You rejoice greatly in this, even though you have to suffer various kinds of trials for a little while, so that your genuine faith, which is more valuable than gold that perishes when tested by fire, may result in praise, glory and honor when Jesus the Messiah, is revealed. Though you have not seen him, you love him.  And even though you do not see him now, you believe in him and rejoice with an indescribable and glorious joy, because you are receiving the goal of your faith, the salvation of your souls.

I kept reading, the words in print appearing blurry due to my still-streaming tears, and at the end of the chapter I read, “All human life is like grass, and all its glory is like a flower in the grass. The grass dries up and the flower drops off but the word of the Lord lasts forever. Now the word is the good news that was announced to you” (1 Peter 1:24-25). I felt RELIEF and was uplifted; this was the good news I was longing to hear. Though I felt my faith being tested, I also felt so much comfort in my new go-to good news verse from 1 Peter.

And then an amazing thing happened. That very next Sunday, the selected reading was from 1 Peter 1. I listened with renewed ears to this faith-rebuilding message.
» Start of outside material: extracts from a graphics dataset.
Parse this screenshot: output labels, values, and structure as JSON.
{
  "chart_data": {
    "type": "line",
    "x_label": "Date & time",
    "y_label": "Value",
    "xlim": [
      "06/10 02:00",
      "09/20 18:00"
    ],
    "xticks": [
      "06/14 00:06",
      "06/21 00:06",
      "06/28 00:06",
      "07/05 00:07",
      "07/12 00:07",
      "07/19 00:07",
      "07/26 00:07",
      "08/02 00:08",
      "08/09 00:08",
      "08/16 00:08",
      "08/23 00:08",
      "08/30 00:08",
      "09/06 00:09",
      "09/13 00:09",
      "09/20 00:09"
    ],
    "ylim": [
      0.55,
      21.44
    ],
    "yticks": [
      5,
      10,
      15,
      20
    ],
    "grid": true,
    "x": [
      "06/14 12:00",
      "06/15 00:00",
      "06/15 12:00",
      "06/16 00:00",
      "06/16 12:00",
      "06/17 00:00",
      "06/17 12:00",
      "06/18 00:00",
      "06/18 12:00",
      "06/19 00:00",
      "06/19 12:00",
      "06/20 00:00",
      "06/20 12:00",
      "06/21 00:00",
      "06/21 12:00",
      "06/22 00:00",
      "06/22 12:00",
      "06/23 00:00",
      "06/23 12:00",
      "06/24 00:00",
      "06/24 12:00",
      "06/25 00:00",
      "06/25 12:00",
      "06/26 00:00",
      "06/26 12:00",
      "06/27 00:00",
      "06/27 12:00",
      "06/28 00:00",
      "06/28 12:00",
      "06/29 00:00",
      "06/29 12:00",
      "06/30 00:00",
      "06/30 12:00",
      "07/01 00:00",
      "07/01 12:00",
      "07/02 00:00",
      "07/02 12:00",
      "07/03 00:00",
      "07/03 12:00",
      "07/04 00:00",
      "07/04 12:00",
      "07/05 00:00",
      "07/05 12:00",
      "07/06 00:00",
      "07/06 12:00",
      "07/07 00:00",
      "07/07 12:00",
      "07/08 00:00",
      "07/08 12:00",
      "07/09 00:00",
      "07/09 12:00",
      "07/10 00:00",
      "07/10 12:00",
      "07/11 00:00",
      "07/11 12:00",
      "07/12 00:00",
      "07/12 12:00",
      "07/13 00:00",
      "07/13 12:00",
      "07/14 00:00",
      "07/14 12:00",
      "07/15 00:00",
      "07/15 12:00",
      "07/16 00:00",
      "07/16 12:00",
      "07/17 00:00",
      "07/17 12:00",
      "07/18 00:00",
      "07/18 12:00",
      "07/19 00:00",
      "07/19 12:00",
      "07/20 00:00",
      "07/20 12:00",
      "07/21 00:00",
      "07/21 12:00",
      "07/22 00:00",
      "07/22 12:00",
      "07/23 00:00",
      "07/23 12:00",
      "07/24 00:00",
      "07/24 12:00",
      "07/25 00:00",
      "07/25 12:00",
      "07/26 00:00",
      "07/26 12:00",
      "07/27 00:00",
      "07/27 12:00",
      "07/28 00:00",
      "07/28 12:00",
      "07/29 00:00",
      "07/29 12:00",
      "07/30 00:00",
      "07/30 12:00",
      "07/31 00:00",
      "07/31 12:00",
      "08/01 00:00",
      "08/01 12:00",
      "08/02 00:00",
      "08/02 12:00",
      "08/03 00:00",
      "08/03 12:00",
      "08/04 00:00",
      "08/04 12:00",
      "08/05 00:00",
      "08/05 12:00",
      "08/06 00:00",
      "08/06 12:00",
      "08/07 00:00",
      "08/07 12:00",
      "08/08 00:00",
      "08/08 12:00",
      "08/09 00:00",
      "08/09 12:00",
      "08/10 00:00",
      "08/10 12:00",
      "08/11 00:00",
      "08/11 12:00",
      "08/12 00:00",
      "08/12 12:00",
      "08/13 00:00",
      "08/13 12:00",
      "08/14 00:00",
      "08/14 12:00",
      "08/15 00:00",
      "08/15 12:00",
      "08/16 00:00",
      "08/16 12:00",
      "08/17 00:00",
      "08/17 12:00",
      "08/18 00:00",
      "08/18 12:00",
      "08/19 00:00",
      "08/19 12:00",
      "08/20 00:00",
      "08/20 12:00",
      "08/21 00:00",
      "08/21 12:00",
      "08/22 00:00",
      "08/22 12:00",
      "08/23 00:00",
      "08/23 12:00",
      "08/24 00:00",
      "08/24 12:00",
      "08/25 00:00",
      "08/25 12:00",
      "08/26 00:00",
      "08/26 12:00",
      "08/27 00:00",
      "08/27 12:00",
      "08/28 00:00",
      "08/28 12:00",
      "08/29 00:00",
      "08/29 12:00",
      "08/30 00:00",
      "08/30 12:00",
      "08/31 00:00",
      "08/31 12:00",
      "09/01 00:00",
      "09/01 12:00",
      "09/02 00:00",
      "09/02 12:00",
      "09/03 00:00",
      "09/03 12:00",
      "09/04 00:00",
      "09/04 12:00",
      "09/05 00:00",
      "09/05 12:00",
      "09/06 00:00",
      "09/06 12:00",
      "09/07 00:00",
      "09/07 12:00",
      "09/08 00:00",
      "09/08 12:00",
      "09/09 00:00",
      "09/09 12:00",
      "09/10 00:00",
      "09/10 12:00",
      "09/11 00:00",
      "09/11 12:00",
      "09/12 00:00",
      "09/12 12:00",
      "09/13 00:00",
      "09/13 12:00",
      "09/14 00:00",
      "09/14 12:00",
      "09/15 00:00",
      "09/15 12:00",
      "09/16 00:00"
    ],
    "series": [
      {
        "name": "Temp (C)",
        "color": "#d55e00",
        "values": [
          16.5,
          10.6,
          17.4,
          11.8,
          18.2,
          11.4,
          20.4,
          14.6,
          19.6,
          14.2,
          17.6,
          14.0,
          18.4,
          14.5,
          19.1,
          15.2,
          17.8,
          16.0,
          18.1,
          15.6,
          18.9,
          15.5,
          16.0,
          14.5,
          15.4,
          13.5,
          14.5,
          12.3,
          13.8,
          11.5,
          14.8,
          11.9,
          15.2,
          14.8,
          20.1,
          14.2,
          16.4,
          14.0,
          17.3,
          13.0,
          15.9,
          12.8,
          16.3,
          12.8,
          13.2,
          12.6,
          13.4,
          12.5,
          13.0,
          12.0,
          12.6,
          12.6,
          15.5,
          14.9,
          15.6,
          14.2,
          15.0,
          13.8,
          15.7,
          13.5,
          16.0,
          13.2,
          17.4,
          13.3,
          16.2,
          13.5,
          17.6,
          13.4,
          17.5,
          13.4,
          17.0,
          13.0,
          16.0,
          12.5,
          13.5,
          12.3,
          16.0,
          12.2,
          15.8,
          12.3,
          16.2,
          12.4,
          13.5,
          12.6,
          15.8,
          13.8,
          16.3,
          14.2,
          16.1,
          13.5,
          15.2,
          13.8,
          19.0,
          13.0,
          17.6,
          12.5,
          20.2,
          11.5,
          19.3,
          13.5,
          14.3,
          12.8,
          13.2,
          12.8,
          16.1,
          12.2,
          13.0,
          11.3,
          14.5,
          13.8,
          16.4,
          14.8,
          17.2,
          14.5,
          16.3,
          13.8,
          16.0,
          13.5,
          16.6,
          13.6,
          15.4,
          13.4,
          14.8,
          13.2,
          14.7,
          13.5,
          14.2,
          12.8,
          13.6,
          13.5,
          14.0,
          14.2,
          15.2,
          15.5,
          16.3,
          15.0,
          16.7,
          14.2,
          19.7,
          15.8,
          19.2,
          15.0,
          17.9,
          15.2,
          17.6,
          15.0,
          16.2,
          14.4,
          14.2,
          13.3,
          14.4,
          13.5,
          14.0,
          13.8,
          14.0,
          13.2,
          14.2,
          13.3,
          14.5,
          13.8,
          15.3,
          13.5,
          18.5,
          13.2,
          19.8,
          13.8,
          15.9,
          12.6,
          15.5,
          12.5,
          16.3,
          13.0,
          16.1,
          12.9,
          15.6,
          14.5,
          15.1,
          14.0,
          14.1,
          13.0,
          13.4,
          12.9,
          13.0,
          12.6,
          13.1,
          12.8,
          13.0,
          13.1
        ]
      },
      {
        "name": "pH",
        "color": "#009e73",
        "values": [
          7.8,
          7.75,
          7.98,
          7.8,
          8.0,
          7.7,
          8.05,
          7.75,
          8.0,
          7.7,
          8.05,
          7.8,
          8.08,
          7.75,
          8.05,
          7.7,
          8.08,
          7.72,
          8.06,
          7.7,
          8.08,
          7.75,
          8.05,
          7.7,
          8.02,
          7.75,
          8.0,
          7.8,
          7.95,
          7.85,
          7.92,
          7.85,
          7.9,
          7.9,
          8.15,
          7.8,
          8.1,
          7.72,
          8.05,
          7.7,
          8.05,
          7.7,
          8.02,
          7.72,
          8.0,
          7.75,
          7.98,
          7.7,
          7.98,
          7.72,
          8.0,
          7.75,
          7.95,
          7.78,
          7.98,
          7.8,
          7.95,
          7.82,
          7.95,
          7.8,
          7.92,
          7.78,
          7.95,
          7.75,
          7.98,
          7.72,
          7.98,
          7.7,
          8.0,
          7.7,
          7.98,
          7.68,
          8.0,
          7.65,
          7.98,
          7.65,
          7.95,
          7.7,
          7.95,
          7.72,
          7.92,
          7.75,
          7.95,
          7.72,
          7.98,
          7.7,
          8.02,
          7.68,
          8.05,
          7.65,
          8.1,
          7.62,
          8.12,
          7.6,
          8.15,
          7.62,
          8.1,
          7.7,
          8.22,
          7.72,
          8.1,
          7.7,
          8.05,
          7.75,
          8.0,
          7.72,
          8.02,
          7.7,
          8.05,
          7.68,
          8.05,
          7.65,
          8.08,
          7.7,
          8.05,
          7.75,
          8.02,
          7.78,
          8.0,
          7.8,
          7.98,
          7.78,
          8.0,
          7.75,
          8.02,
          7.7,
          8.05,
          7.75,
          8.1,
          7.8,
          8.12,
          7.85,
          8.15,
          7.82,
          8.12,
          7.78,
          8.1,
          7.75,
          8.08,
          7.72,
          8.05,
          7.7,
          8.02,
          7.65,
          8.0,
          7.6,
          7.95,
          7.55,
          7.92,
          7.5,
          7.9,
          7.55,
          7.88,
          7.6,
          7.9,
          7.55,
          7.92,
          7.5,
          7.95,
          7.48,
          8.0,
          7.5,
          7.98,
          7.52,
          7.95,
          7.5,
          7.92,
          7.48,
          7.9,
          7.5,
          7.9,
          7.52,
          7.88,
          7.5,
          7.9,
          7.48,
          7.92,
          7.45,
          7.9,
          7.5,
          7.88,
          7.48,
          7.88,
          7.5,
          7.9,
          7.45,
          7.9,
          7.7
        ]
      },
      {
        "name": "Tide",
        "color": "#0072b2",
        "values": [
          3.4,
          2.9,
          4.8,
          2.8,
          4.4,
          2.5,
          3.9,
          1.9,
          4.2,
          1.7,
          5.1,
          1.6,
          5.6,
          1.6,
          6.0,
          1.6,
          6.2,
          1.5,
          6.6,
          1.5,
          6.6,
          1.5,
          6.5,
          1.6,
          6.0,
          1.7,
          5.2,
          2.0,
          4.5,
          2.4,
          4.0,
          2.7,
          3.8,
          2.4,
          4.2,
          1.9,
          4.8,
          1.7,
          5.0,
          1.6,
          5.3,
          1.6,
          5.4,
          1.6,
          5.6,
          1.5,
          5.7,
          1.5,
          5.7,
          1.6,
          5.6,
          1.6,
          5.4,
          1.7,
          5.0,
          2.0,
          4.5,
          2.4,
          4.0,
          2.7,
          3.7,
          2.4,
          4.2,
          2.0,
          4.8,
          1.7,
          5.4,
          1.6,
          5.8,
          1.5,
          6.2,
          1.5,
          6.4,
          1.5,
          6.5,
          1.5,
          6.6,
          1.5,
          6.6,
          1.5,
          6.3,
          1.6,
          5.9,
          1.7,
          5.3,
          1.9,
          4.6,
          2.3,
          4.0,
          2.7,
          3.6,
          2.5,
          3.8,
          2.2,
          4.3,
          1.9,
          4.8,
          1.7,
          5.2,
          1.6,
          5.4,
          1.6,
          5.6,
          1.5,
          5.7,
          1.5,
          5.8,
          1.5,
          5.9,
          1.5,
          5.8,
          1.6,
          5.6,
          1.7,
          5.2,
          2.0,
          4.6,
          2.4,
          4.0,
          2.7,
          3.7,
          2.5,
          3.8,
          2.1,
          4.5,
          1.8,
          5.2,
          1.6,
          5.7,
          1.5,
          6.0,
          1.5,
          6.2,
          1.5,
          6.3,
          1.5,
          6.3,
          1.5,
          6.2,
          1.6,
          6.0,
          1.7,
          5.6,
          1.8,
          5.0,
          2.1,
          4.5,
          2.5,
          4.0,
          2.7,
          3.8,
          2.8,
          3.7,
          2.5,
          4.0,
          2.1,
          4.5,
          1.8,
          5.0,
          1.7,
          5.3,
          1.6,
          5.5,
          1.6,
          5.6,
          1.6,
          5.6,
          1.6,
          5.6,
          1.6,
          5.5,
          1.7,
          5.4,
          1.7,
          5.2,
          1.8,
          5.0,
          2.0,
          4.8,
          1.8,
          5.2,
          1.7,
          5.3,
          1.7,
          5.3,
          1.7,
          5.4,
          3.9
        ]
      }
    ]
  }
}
As the days unfolded after the diagnosis and successful surgery, the financial fears subsided, and God provided so many blessings:

  • I learned that Mark’s chemo was covered at 100%.  The cost for the first treatment was over $17,000. Mark would need 12 treatments and he was able to withstand all 12 chemo treatments.
  • Surgery was covered at 100%, as was a week in the hospital.
  • I was promoted to senior retirement plan consultant, which included a significant salary increase.
  • Mark missed very little work during chemo which started mid-December, 2012 through May, 2013.
  • We increased our contributions to the Church and continued supporting other charities.
  • We started regularly attending faithBuilders, and received spiritual support from our lifeGroup.
  • I shared more prayer requests and this continues to provide me with peace and comfort.
  • Mark’s health continues to improve. October 11, 2017, will be 5 years since his colon cancer diagnosis.

God put people in place at just the right time during our faith journey. And when we put our trust in God, we realized that, yes, a diagnosis like cancer could be a blessing in disguise.